En l'absence de rétractation de la convention de rupture, un salarié ne peut prendre acte de la rupture du contrat de travail, entre la date d'expiration du délai de rétractation et la date d'effet prévue de la rupture conventionnelle, que pour des manquements survenus ou dont il a eu connaissance au cours de cette période.
Le salarié engagé le 9 décembre 2002 et L'employeur ont, le 6 juin 2009, signé une convention de rupture fixant au 16 juillet 2009 la date de rupture du contrat de travail, le délai de rétractation expirant le 22 juin 2009.

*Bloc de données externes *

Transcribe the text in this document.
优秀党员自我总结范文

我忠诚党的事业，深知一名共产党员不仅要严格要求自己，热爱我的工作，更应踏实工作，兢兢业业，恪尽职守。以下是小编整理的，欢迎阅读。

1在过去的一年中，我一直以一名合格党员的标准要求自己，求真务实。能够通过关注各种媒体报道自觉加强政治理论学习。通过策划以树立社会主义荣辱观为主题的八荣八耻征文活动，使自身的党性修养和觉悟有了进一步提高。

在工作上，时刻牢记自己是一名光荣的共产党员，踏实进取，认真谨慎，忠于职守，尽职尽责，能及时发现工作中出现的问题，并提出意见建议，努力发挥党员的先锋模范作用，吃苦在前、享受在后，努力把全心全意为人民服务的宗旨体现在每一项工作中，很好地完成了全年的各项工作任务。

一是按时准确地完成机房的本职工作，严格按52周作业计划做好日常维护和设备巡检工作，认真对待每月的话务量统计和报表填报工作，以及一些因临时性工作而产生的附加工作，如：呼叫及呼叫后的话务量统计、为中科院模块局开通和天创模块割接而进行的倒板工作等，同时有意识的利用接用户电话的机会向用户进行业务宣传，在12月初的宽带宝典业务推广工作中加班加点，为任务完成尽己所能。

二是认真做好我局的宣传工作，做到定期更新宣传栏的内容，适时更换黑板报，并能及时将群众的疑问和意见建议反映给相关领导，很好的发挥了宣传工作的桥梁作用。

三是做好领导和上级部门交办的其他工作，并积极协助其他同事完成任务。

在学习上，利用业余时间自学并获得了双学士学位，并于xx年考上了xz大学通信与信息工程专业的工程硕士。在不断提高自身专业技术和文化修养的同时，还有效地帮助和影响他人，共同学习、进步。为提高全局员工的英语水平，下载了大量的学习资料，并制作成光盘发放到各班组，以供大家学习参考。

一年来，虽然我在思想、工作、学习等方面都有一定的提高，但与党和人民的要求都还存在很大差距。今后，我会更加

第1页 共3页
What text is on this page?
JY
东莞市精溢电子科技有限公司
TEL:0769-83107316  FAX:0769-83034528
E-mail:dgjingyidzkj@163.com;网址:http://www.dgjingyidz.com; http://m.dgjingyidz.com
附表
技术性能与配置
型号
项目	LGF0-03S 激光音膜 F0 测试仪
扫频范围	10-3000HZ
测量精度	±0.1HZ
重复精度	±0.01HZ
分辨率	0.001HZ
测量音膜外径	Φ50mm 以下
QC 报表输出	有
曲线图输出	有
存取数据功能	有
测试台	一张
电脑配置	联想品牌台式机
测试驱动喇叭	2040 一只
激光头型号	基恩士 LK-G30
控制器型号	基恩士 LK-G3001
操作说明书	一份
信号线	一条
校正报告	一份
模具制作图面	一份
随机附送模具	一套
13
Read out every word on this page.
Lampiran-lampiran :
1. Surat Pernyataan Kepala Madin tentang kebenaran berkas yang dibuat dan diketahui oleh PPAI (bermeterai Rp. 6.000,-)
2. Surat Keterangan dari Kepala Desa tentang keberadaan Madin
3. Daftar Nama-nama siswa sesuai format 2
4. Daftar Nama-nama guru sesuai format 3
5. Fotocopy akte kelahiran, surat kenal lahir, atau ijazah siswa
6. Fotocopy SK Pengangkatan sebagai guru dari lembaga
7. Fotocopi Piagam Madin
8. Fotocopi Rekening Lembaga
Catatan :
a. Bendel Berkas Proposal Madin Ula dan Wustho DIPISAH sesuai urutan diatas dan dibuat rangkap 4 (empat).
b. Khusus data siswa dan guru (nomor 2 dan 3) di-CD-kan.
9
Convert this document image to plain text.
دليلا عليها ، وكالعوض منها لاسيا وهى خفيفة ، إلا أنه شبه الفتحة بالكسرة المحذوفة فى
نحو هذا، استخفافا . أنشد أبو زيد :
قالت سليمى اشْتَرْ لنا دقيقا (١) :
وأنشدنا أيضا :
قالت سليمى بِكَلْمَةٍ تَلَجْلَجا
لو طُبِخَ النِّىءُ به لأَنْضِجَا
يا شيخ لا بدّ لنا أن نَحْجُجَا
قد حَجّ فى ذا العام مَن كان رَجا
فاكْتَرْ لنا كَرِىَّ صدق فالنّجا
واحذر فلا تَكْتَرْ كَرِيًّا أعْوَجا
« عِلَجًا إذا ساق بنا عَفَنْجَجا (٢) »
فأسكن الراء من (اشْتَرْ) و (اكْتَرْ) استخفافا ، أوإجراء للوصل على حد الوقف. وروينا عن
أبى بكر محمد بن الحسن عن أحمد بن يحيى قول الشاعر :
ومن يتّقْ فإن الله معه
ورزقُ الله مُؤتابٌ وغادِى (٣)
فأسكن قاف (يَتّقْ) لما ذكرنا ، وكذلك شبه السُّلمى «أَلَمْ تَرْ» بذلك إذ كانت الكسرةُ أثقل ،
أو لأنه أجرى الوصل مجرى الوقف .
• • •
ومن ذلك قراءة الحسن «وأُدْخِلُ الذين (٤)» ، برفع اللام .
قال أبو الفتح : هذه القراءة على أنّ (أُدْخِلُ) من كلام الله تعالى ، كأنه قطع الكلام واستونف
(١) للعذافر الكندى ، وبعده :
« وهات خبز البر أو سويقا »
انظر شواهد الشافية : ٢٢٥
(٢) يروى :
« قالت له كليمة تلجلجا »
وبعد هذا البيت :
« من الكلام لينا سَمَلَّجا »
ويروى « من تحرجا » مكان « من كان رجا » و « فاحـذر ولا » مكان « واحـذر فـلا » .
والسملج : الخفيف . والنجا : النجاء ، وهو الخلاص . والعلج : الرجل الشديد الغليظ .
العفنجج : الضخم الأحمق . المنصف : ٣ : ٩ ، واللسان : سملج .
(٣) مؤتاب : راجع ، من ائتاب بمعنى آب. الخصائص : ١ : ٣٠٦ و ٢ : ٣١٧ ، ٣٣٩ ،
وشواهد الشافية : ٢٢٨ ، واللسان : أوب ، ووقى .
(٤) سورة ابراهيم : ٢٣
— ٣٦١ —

Par courrier du 21 juin 2009 adressé à l'autorité administrative, l'avocat du salarié indiquait que son client entendait rétracter la convention de rupture. De son côté, le salarié a, par courrier du 2 juillet 2009 adressé à son employeur, pris acte de la rupture de son contrat de travail aux torts de ce dernier et la convention de rupture a été homologuée le 13 juillet 2009. Estimant abusive la rupture de son contrat de travail, le salarié a saisi la juridiction prud'homale de demandes à ce titre.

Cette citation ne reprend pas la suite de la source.